Located across the courtyard from the main store, Shak Men’s takes the space formerly occupied by the Shak women’s contemporary store, which moved in July to a bigger unit across a breezeway. Korshak spans 73,000 square feet, almost all the retail area at the Rosewood Crescent Hotel.
“The [Shak] women’s has been a huge home run, and I think the men’s will be, too,” said Korshak owner Crawford Brock. “We’re a superluxury store and will continue to be, but as you look forward, that contemporary business is growing substantially.”
Rose Clark, general merchandise manager, predicts Shak Men’s will be clocking $2 million in annual sales within 18 months.
Shak Men’s has stylish men covered from chapeau to toe. The mix features Rag & Bone, Vince, John Varvatos, Eidos and Aesop togs, as well as shoes, scarves, jewelry and leather goods.
“We are a collections-driven business,” Clark noted.
Korshak’s total volume this year has been on the rise, Brock said, without providing a figure. Revenues increased 18 percent in August and are up 13 percent for the year — approaching record figures in 2007 before the Great Recession. The main store’s premium inventory includes Brunello Cucinelli, Kiton and Belvest for men, and Lanvin, Giambattista Valli, Oscar de la Renta, Carolina Herrera and Calvin Klein for women.

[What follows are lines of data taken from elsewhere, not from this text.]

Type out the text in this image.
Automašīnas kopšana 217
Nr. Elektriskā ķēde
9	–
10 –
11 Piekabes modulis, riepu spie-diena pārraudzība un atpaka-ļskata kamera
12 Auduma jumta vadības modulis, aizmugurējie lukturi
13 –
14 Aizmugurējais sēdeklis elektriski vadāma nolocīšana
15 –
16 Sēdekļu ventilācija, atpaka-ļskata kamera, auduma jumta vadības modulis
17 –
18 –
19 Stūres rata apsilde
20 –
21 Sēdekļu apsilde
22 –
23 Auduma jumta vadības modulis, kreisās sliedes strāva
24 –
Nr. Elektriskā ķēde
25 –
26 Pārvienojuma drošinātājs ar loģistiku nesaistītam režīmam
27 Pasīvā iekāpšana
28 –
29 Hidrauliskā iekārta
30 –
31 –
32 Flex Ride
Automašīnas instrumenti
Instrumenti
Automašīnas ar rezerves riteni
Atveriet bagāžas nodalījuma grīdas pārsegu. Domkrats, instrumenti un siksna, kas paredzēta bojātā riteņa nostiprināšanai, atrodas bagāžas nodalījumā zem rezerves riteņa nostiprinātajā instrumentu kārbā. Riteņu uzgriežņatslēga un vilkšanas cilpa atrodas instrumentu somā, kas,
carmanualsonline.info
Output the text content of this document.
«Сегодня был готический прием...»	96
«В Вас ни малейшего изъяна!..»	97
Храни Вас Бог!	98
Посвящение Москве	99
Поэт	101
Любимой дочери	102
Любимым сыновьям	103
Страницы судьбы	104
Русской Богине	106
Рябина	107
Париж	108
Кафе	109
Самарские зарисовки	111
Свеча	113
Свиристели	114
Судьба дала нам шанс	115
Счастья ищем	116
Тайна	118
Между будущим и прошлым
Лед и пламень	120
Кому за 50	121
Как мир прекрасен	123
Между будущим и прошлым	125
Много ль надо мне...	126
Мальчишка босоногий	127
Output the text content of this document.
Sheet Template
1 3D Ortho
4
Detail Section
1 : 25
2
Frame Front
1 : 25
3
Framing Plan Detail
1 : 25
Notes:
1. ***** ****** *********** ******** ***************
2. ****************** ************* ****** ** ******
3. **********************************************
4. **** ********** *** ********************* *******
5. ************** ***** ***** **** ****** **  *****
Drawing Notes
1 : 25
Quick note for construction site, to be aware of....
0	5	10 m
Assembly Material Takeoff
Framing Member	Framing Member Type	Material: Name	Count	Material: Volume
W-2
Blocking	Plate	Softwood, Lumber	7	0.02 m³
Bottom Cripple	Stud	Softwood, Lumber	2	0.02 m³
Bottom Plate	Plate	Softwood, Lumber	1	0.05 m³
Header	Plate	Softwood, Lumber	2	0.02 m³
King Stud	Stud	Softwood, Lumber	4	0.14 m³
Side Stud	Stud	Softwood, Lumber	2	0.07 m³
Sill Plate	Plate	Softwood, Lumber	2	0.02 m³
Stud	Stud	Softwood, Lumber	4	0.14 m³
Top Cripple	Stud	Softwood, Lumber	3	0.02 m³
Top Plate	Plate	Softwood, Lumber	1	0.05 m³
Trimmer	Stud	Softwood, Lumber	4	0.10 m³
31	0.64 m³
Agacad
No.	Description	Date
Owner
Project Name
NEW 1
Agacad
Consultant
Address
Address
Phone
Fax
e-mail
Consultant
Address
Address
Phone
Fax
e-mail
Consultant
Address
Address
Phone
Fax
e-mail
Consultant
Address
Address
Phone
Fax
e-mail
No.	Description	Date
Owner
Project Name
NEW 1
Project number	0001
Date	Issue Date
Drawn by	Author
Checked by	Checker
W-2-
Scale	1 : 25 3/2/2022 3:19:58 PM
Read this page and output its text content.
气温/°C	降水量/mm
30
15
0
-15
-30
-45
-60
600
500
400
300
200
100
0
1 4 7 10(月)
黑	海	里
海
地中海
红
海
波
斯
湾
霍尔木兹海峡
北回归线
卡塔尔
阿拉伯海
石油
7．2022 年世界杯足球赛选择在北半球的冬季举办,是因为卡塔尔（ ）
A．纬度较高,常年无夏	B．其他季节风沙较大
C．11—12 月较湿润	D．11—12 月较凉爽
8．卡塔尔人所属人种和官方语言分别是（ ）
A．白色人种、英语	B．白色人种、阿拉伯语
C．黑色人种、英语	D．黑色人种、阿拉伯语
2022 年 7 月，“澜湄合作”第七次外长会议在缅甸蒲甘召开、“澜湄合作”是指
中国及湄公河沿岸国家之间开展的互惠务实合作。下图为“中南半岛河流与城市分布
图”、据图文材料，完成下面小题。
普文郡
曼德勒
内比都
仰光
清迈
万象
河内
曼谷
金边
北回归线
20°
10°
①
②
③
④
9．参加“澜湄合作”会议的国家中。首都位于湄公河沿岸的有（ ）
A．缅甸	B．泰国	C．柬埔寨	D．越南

Brock and Clark landed the Suitsupply shop because of their longtime relationship with vice president Nish de Gruiter, who was formerly with Brunello Cucinelli.
Korshak is a “great name” in Texas, asserted Filipe Batáglia, chief operating officer of the Amsterdam-based company, known for selling sharply priced suits with European styling.
On Tuesday, Batáglia and nine staffers were putting finishing touches on Suitsupply’s chartreuse, black and white shop, which is owned by Korshak. It’s less than half the size of the chain’s smallest store, but features the brand’s signature visible sewing station for on-site tailors as well as new fixtures, such as clear glass wardrobes.
“For Suitsupply, this is very important because we’ve never done this, and it’s a good way to see if we can maintain our image and our brand, and educate the customer,” Batáglia said. “The growth here in the U.S. is so big that I completely focused on it.”
Suitsupply is building a 9,000-square-foot store a few miles away in an expansion of the West Village open-air mixed-use center. Set to open by 2015, it will be the company’s largest store in North America.
Each of the brand’s 51 units — including the 11 in the U.S. and one in Toronto — feature unique, colorful decor, Batáglia noted. He plans to open doors next year in San Francisco, Los Angeles, Miami, Montreal and Vancouver, and aspires to reach 100 North American units within five years. Batáglia also foresees additional shops-in-shop.